Why is a full colony of yellow jackets necessary?
“He’s super-curious, super-hyper and crazy unpredictable,” Buzz says. "You have to do full sprints, jump up walls and run through people. It gets very tiring -- and it’s very, very hot in Atlanta.”
As the Buzzes prepare to invade El Paso, Texas, for the Sun Bowl versus USC on New Year's Eve, our Buzz correspondent relived some of his most memorable moments:
• Date: Sept. 10, 2011
• Where: Murfreesboro, Tenn.
• Event: Georgia Tech football beats Middle Tennessee State 49-21
Buzz says: “It was my first away game. Usually when we score, I run the flag through the end zone and the cheerleaders come after me and run tumbling passes. Instead of turning around and going outside the end zone, I just turned 180 degrees and ran directly back. I forgot the cheerleaders were doing tumbling passes. One was doing a round-off back handspring and going up for a back tuck. As she was coming for her back tuck, I ran full speed into her with the giant GT flag and pretty much caused her to face-plant into the end zone. All I remember was, I thought, ‘Oh God, I killed a cheerleader.’ It was bad.
“I asked the coach later and she said, ‘She’s OK, she’s a little hurt, but don’t do that again.’ That’s an inside joke that we keep bringing up … that we should do that to a cheerleading freshman, just run into them with a flag.”
• Where: Atlanta
• Event: Georgia Tech football upsets fifth-ranked Clemson 31-17
Buzz says: “I had first quarter of that game. It was electric. Nighttime at Bobby Dodd Stadium -- it was crazy, super-loud, everybody is jazzed up. People were throwing me up, [I was] crowd surfing ... it was so incredibly loud.
"You’re standing on a wall and you’re waving your arms and pumping everyone up and you’re getting energized. I was able to contribute to making it super-loud and it helped the football players feed off of that. Even though we didn’t end the season as well as expected, playing a role in that upset was incredible. We stormed the field, and my teammate in the fourth quarter was crowd surfing for a good 30 minutes.

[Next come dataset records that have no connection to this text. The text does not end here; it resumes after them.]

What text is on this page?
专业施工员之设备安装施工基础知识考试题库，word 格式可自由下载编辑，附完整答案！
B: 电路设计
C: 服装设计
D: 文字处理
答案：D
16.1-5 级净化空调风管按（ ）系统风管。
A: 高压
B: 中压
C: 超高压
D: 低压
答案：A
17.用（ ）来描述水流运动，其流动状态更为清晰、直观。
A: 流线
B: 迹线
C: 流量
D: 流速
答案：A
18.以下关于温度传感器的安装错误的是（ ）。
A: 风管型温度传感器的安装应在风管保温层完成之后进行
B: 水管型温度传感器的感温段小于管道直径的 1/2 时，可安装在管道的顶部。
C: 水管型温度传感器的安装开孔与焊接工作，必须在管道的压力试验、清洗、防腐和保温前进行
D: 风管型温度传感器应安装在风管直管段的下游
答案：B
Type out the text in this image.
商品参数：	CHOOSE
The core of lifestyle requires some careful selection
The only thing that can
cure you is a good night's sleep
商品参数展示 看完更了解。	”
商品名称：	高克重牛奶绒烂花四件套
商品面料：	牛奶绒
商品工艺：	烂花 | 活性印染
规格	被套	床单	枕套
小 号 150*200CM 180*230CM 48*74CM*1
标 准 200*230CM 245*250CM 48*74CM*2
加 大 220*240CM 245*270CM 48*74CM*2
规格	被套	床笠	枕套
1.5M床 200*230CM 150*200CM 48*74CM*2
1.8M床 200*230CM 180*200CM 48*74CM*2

No one would let him down.”
• Date: Spring 2012
• Where: Georgia
• Event: Buzz and friends visit an ill fan.
Buzz says: “Earlier this year, there was a man named Mr. Marshall. He asked for Buzz at his 95th birthday party, but before the party he had a heart attack. He was hooked up to oxygen at his house and had his caretakers around. When we found out about it, we sent myself with a cheerleader and a whole bunch of GT goodies.
"We visited him in his house. He looked very ill. When he saw me and the cheerleader, he started smiling and crying. Just for me to be able to be there for 10 minutes and make him smile and cry from joy, that was one of my most meaningful moments. It shows you as a mascot what you can do. It was very humbling.”
• Date: Oct. 21, 2012
• Where: Atlanta
• Event: RamblinWreckTube, the GT Athletic Association’s YouTube channel, posts a “Gangnam Style” parody video starring cheerleaders and athletes like GT offensive lineman J.C. Lanier.

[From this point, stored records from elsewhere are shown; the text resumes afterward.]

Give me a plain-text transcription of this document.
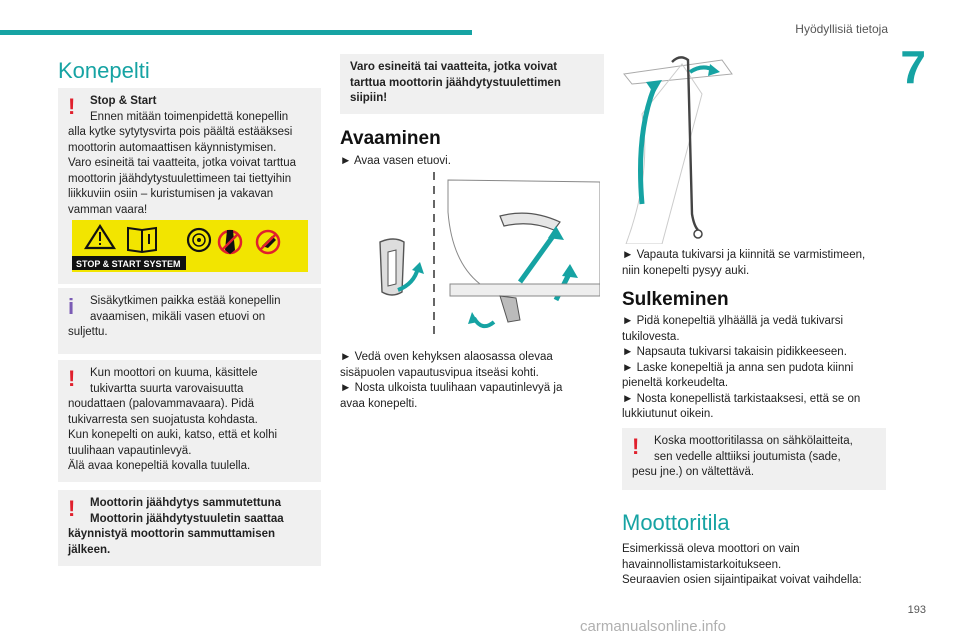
Hyödyllisiä tietoja
7
Konepelti
!	Stop & Start
Ennen mitään toimenpidettä konepellin
alla kytke sytytysvirta pois päältä estääksesi
moottorin automaattisen käynnistymisen.
Varo esineitä tai vaatteita, jotka voivat tarttua
moottorin jäähdytystuulettimeen tai tiettyihin
liikkuviin osiin – kuristumisen ja vakavan
vamman vaara!
STOP & START SYSTEM
i	Sisäkytkimen paikka estää konepellin
avaamisen, mikäli vasen etuovi on
suljettu.
!	Kun moottori on kuuma, käsittele
tukivartta suurta varovaisuutta
noudattaen (palovammavaara). Pidä
tukivarresta sen suojatusta kohdasta.
Kun konepelti on auki, katso, että et kolhi
tuulihaan vapautinlevyä.
Älä avaa konepeltiä kovalla tuulella.
!	Moottorin jäähdytys sammutettuna
Moottorin jäähdytystuuletin saattaa
käynnistyä moottorin sammuttamisen
jälkeen.
Varo esineitä tai vaatteita, jotka voivat
tarttua moottorin jäähdytystuulettimen
siipiin!
Avaaminen
► Avaa vasen etuovi.
► Vedä oven kehyksen alaosassa olevaa
sisäpuolen vapautusvipua itseäsi kohti.
► Nosta ulkoista tuulihaan vapautinlevyä ja
avaa konepelti.
► Vapauta tukivarsi ja kiinnitä se varmistimeen,
niin konepelti pysyy auki.
Sulkeminen
► Pidä konepeltiä ylhäällä ja vedä tukivarsi
tukilovesta.
► Napsauta tukivarsi takaisin pidikkeeseen.
► Laske konepeltiä ja anna sen pudota kiinni
pieneltä korkeudelta.
► Nosta konepellistä tarkistaaksesi, että se on
lukkiutunut oikein.
!	Koska moottoritilassa on sähkölaitteita,
sen vedelle alttiiksi joutumista (sade,
pesu jne.) on vältettävä.
Moottoritila
Esimerkissä oleva moottori on vain
havainnollistamistarkoitukseen.
Seuraavien osien sijaintipaikat voivat vaihdella:
193
carmanualsonline.info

Buzz says: “We wanted to increase school spirit; it’s been a tough year for us. We filmed it on two days and put it together. It’s up to over 30,000 views. Especially for Tech being a small school, I heard buzz around campus that it was popular on Facebook.
"When someone says, 'You see the "Gangnam Style" video? It’s awesome!' I’m like two rows behind them eating lunch and laughing to myself, saying they have no idea that’s me. I guess that’s one of the benefits of being a secret mascot.”
• Date: Oct. 27, 2012
• Where: Atlanta, Ga.
• Event: BYU defeats Georgia Tech football 41-17
"[Later] my boss asked me, ‘Do you know what you did?’ I landed on a photographer and broke his $8,000 camera.
"My first reaction was, ‘Oh geez, not me. Why me?’ He was upset. Luckily for me, I didn’t get in trouble. They had to sign paperwork for liability for being on the field. I felt really bad.”